All the options can be obtained by typing :
rmes --help
and are described below.
The option which specifies the approximation of the word count distribution used to evaluate the
p-value is nevertheless required and must take one of the following values :
- --gauss
- Use the Gaussian approximation,
- --poisson
- Use the Poisson approximation for the number of clumps,
- --compoundpoisson
- Use the compound Poisson approximation,
- --skew
- Use the Gaussian method and compute the additional scores for the skew.

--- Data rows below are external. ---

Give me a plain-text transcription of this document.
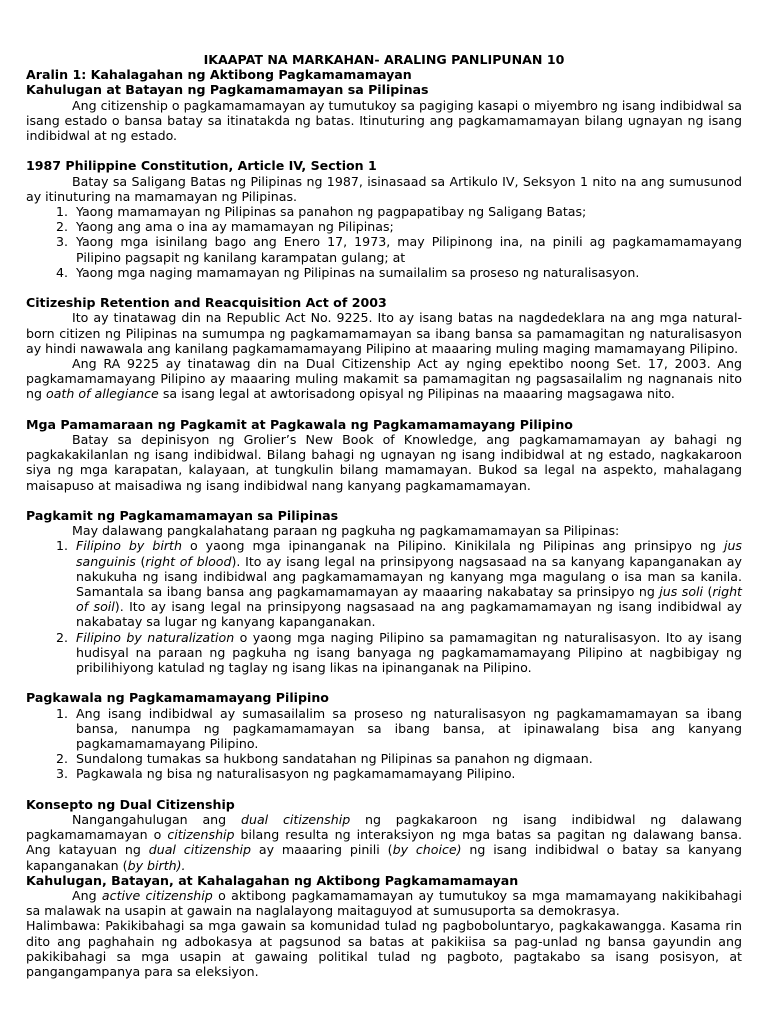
IKAAPAT NA MARKAHAN- ARALING PANLIPUNAN 10

Aralin 1: Kahalagahan ng Aktibong Pagkamamamayan

Kahulugan at Batayan ng Pagkamamamayan sa Pilipinas

Ang citizenship o pagkamamamayan ay tumutukoy sa pagiging kasapi o miyembro ng isang indibidwal sa isang estado o bansa batay sa itinatakda ng batas. Itinuturing ang pagkamamamayan bilang ugnayan ng isang indibidwal at ng estado.

1987 Philippine Constitution, Article IV, Section 1

Batay sa Saligang Batas ng Pilipinas ng 1987, isinasaad sa Artikulo IV, Seksyon 1 nito na ang sumusunod ay itinuturing na mamamayan ng Pilipinas.

1. Yaong mamamayan ng Pilipinas sa panahon ng pagpapatibay ng Saligang Batas;
2. Yaong ang ama o ina ay mamamayan ng Pilipinas;
3. Yaong mga isinilang bago ang Enero 17, 1973, may Pilipinong ina, na pinili ag pagkamamamayang Pilipino pagsapit ng kanilang karampatan gulang; at
4. Yaong mga naging mamamayan ng Pilipinas na sumailalim sa proseso ng naturalisasyon.

Citizeship Retention and Reacquisition Act of 2003

Ito ay tinatawag din na Republic Act No. 9225. Ito ay isang batas na nagdedeklara na ang mga natural-born citizen ng Pilipinas na sumumpa ng pagkamamamayan sa ibang bansa sa pamamagitan ng naturalisasyon ay hindi nawawala ang kanilang pagkamamamayang Pilipino at maaaring muling maging mamamayang Pilipino.

Ang RA 9225 ay tinatawag din na Dual Citizenship Act ay nging epektibo noong Set. 17, 2003. Ang pagkamamamayang Pilipino ay maaaring muling makamit sa pamamagitan ng pagsasailalim ng nagnanais nito ng oath of allegiance sa isang legal at awtorisadong opisyal ng Pilipinas na maaaring magsagawa nito.

Mga Pamamaraan ng Pagkamit at Pagkawala ng Pagkamamamayang Pilipino

Batay sa depinisyon ng Grolier’s New Book of Knowledge, ang pagkamamamayan ay bahagi ng pagkakakilanlan ng isang indibidwal. Bilang bahagi ng ugnayan ng isang indibidwal at ng estado, nagkakaroon siya ng mga karapatan, kalayaan, at tungkulin bilang mamamayan. Bukod sa legal na aspekto, mahalagang maisapuso at maisadiwa ng isang indibidwal nang kanyang pagkamamamayan.

Pagkamit ng Pagkamamamayan sa Pilipinas

May dalawang pangkalahatang paraan ng pagkuha ng pagkamamamayan sa Pilipinas:

1. Filipino by birth o yaong mga ipinanganak na Pilipino. Kinikilala ng Pilipinas ang prinsipyo ng jus sanguinis (right of blood). Ito ay isang legal na prinsipyong nagsasaad na sa kanyang kapanganakan ay nakukuha ng isang indibidwal ang pagkamamamayan ng kanyang mga magulang o isa man sa kanila. Samantala sa ibang bansa ang pagkamamamayan ay maaaring nakabatay sa prinsipyo ng jus soli (right of soil). Ito ay isang legal na prinsipyong nagsasaad na ang pagkamamamayan ng isang indibidwal ay nakabatay sa lugar ng kanyang kapanganakan.
2. Filipino by naturalization o yaong mga naging Pilipino sa pamamagitan ng naturalisasyon. Ito ay isang hudisyal na paraan ng pagkuha ng isang banyaga ng pagkamamamayang Pilipino at nagbibigay ng pribilihiyong katulad ng taglay ng isang likas na ipinanganak na Pilipino.

Pagkawala ng Pagkamamamayang Pilipino

1. Ang isang indibidwal ay sumasailalim sa proseso ng naturalisasyon ng pagkamamamayan sa ibang bansa, nanumpa ng pagkamamamayan sa ibang bansa, at ipinawalang bisa ang kanyang pagkamamamayang Pilipino.
2. Sundalong tumakas sa hukbong sandatahan ng Pilipinas sa panahon ng digmaan.
3. Pagkawala ng bisa ng naturalisasyon ng pagkamamamayang Pilipino.

Konsepto ng Dual Citizenship

Nangangahulugan ang dual citizenship ng pagkakaroon ng isang indibidwal ng dalawang pagkamamamayan o citizenship bilang resulta ng interaksiyon ng mga batas sa pagitan ng dalawang bansa. Ang katayuan ng dual citizenship ay maaaring pinili (by choice) ng isang indibidwal o batay sa kanyang kapanganakan (by birth).

Kahulugan, Batayan, at Kahalagahan ng Aktibong Pagkamamamayan

Ang active citizenship o aktibong pagkamamamayan ay tumutukoy sa mga mamamayang nakikibahagi sa malawak na usapin at gawain na naglalayong maitaguyod at sumusuporta sa demokrasya.

Halimbawa: Pakikibahagi sa mga gawain sa komunidad tulad ng pagboboluntaryo, pagkakawanggа. Kasama rin dito ang paghahain ng adbokasya at pagsunod sa batas at pakikiisa sa pag-unlad ng bansa gayundin ang pakikibahagi sa mga usapin at gawaing politikal tulad ng pagboto, pagtakabo sa isang posisyon, at pangangampanya para sa eleksiyon.
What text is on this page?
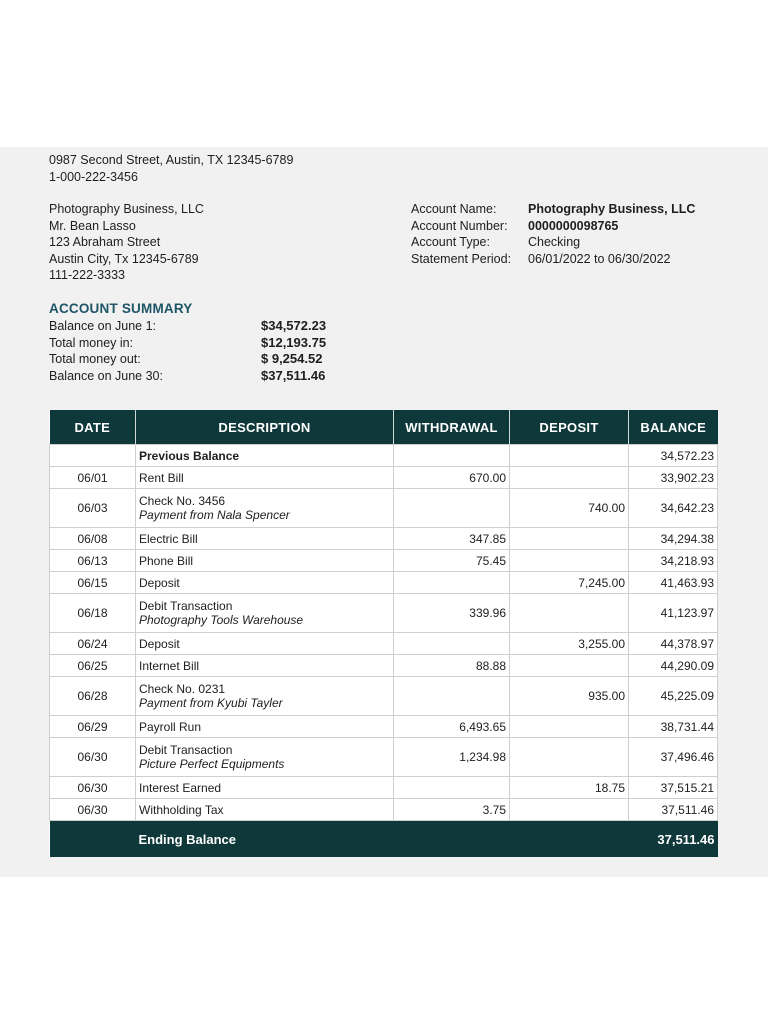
0987 Second Street, Austin, TX 12345-6789
1-000-222-3456
Photography Business, LLC
Mr. Bean Lasso
123 Abraham Street
Austin City, Tx 12345-6789
111-222-3333
Account Name:	Photography Business, LLC
Account Number:	0000000098765
Account Type:	Checking
Statement Period:	06/01/2022 to 06/30/2022
ACCOUNT SUMMARY
Balance on June 1:	$34,572.23
Total money in:	$12,193.75
Total money out:	$ 9,254.52
Balance on June 30:	$37,511.46
DATE	DESCRIPTION	WITHDRAWAL	DEPOSIT	BALANCE

	Previous Balance			34,572.23
06/01	Rent Bill	670.00		33,902.23
06/03	Check No. 3456
Payment from Nala Spencer		740.00	34,642.23
06/08	Electric Bill	347.85		34,294.38
06/13	Phone Bill	75.45		34,218.93
06/15	Deposit		7,245.00	41,463.93
06/18	Debit Transaction
Photography Tools Warehouse	339.96		41,123.97
06/24	Deposit		3,255.00	44,378.97
06/25	Internet Bill	88.88		44,290.09
06/28	Check No. 0231
Payment from Kyubi Tayler		935.00	45,225.09
06/29	Payroll Run	6,493.65		38,731.44
06/30	Debit Transaction
Picture Perfect Equipments	1,234.98		37,496.46
06/30	Interest Earned		18.75	37,515.21
06/30	Withholding Tax	3.75		37,511.46
	Ending Balance			37,511.46
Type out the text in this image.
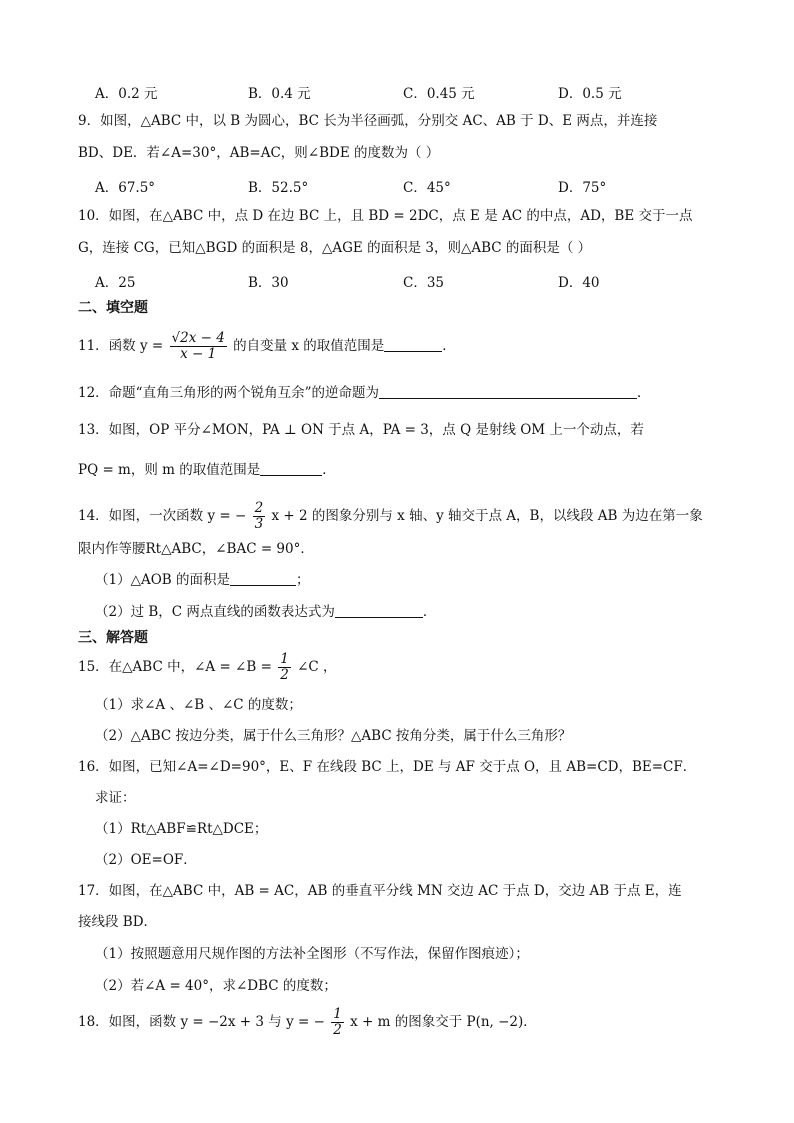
A．0.2 元	B．0.4 元	C．0.45 元	D．0.5 元
9．如图，△ABC 中，以 B 为圆心，BC 长为半径画弧，分别交 AC、AB 于 D、E 两点，并连接
BD、DE．若∠A=30°，AB=AC，则∠BDE 的度数为（ ）
A．67.5°	B．52.5°	C．45°	D．75°
10．如图，在△ABC 中，点 D 在边 BC 上，且 BD = 2DC，点 E 是 AC 的中点，AD，BE 交于一点
G，连接 CG，已知△BGD 的面积是 8，△AGE 的面积是 3，则△ABC 的面积是（ ）
A．25	B．30	C．35	D．40
二、填空题
11．函数 $y = \frac{√2x - 4}{x - 1}$ 的自变量 x 的取值范围是	．
12．命题“直角三角形的两个锐角互余”的逆命题为	．
13．如图，OP 平分∠MON，PA ⊥ ON 于点 A，PA = 3，点 Q 是射线 OM 上一个动点，若
PQ = m，则 m 的取值范围是	．
14．如图，一次函数 y = − $\frac{2}{3}$ x + 2 的图象分别与 x 轴、y 轴交于点 A，B，以线段 AB 为边在第一象
限内作等腰Rt△ABC，∠BAC = 90°．
（1）△AOB 的面积是	；
（2）过 B，C 两点直线的函数表达式为	．
三、解答题
15．在△ABC 中，∠A = ∠B = $\frac{1}{2}$ ∠C ，
（1）求∠A 、∠B 、∠C 的度数；
（2）△ABC 按边分类，属于什么三角形？△ABC 按角分类，属于什么三角形？
16．如图，已知∠A=∠D=90°，E、F 在线段 BC 上，DE 与 AF 交于点 O，且 AB=CD，BE=CF．
求证：
（1）Rt△ABF≌Rt△DCE；
（2）OE=OF．
17．如图，在△ABC 中，AB = AC，AB 的垂直平分线 MN 交边 AC 于点 D，交边 AB 于点 E，连
接线段 BD．
（1）按照题意用尺规作图的方法补全图形（不写作法，保留作图痕迹）；
（2）若∠A = 40°，求∠DBC 的度数；
18．如图，函数 y = −2x + 3 与 y = − $\frac{1}{2}$ x + m 的图象交于 P(n, −2)．
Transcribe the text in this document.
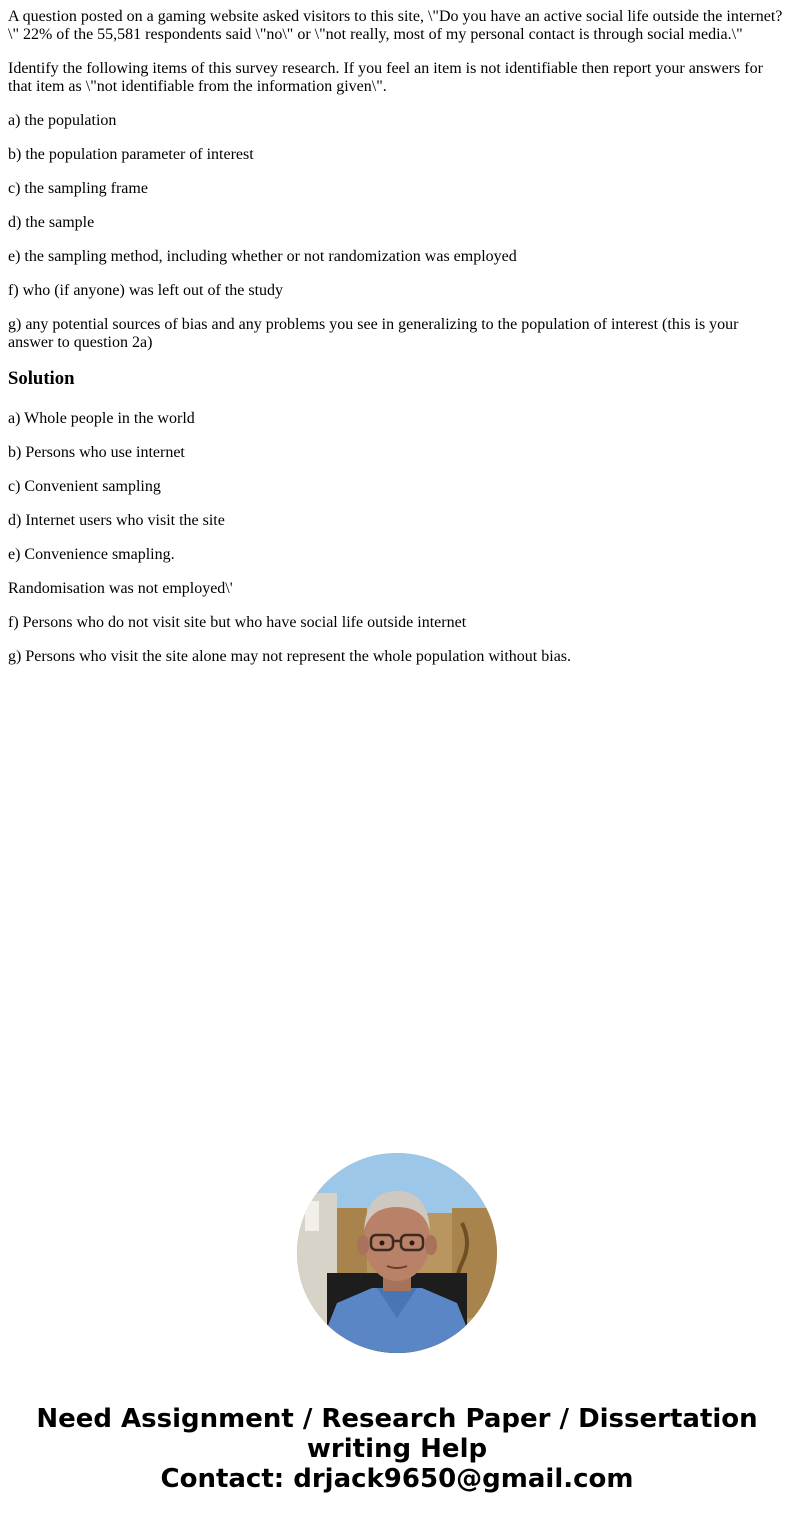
A question posted on a gaming website asked visitors to this site, \"Do you have an active social life outside the internet?\" 22% of the 55,581 respondents said \"no\" or \"not really, most of my personal contact is through social media.\"

Identify the following items of this survey research. If you feel an item is not identifiable then report your answers for that item as \"not identifiable from the information given\".

a) the population

b) the population parameter of interest

c) the sampling frame

d) the sample

e) the sampling method, including whether or not randomization was employed

f) who (if anyone) was left out of the study

g) any potential sources of bias and any problems you see in generalizing to the population of interest (this is your answer to question 2a)

Solution

a) Whole people in the world

b) Persons who use internet

c) Convenient sampling

d) Internet users who visit the site

e) Convenience smapling.

Randomisation was not employed\'

f) Persons who do not visit site but who have social life outside internet

g) Persons who visit the site alone may not represent the whole population without bias.

Need Assignment / Research Paper / Dissertation
writing Help
Contact: drjack9650@gmail.com
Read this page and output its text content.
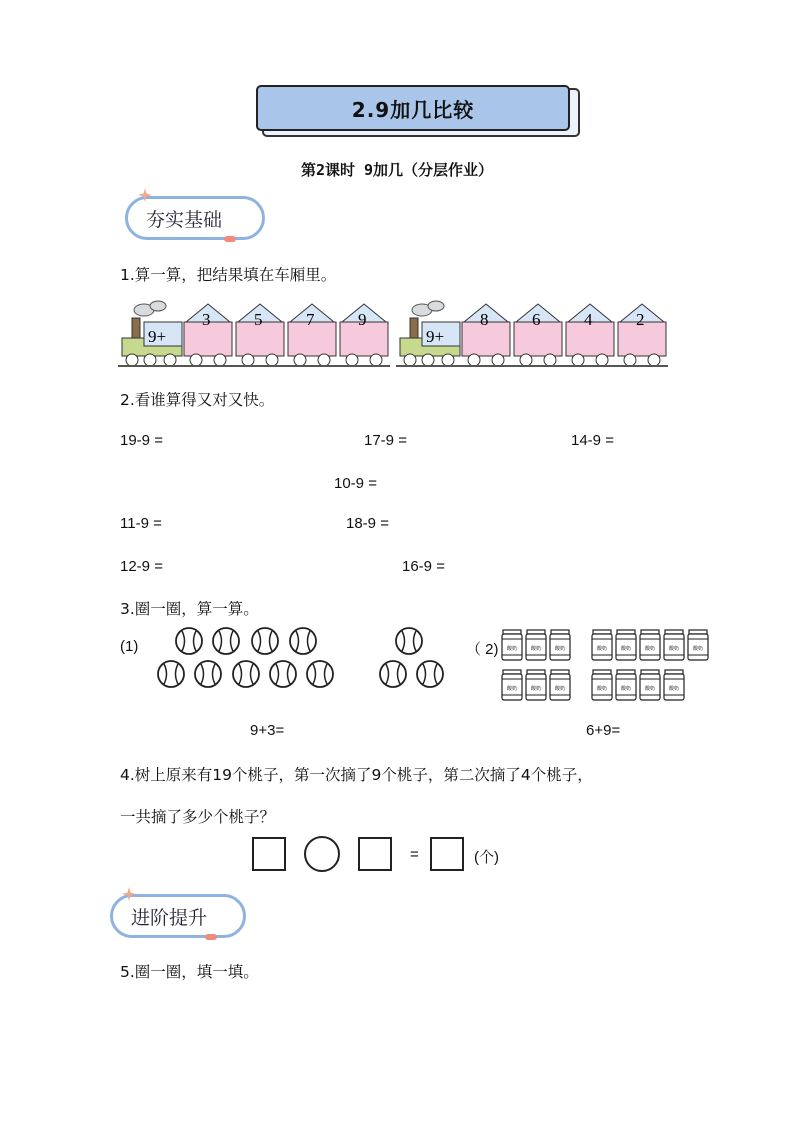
2.9加几比较
第2课时 9加几（分层作业）
夯实基础
1.算一算，把结果填在车厢里。
9+
3	5	7	9
9+
8	6	4	2
2.看谁算得又对又快。
19-9 =	17-9 =	14-9 =
10-9 =
11-9 =	18-9 =
12-9 =	16-9 =
3.圈一圈，算一算。
(1)	（ 2) 酸奶	酸奶	酸奶
酸奶	酸奶	酸奶
酸奶	酸奶	酸奶	酸奶	酸奶
酸奶	酸奶	酸奶	酸奶
9+3=	6+9=
4.树上原来有19个桃子，第一次摘了9个桃子，第二次摘了4个桃子，
一共摘了多少个桃子？
=	(个)
进阶提升
5.圈一圈，填一填。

The following options are optional:
- -l <int> or --length <int>
- (value required) length of the analyzed words,
- -i <int> or --lmin <int>
- (value required) length of the smallest analyzed words,
- -a <int> or --lmax <int>
- (value required) length of the largest analyzed words,
- -m <int> or --markov_order <int>
- (value required) order of the Markov model,
- --max
- Use the maximal Markov order with respect to the word length,
- -f <filename> or --fam <filename>
- (value required) set the family file in this format.
- --phases <integer>
- (value required) number of phases.
- --dna
- Use nucleotide alphabet
- --aa
- Use amino acid alphabet
- --alphabet <character string>
- (value required) Specify a string to be used as alphabet for the sequences
- -z or --compress
- Compress output files.
- -v or --version
- Displays version information and exits.
Utilities
Three utilities are provided in the R'MES package :
- rmes.format displays the results contained in an output file generated by the rmes command. It produces a table with the motifs sorted according to their exceptionality scores (see the usage information).
- rmes.gfam allows to generate family files when the corresponding families are degenerated DNA motifs which can be written thanks to the bases a, c, g, t and n (see the usage information).
- rmes.composition allows to know the length of a sequence and its composition (see the usage information).
Citating R'MES
if you have been using R'MES or if you want to refer to R'MES, please mention the following reference :
Schbath, S. and Hoebeke, M. (2011). R'MES: a tool to find motifs with a significantly unexpected frequency in biological sequences. In Advances in genomic sequence analysis and pattern discovery (L. Elnitsk i, O. Piontkivska, and L. Welch, eds.). Science, Engineering, and Biology Informatics, vol. 7. World Scientific.
References
Gaussian approximation:
- Prum, B., Rodolphe, F., and de Turckheim, É. (1995) Finding words with unexpected frequencies in deoxyribonucleic acid sequences. J. R. Statist. Soc B. 57, 205-220.
- Schbath, S., Prum, B., and Turckheim, É. de. (1995) Exceptional motifs in different Markov chain models for a statistical analysis of DNA sequences. J. Comp. Biol. 2, 417-437.
- Schbath, S. (1997) An efficient statistic to detect over- and under-represented words in DNA sequences. J. Comp. Biol. 4, 189-192.
Compound Poisson approximation:
- Schbath, S. (1995) Compound Poisson approximation of word counts in DNA sequences. ESAIM : Probability and Statistics 1, 1-16.
- Roquain, E. and Schbath, S. (2007) Improved compound Poisson approximation for the number of occurrences of multiple words in a stationary Markov chain. To appear in Adv. Appl. Prob.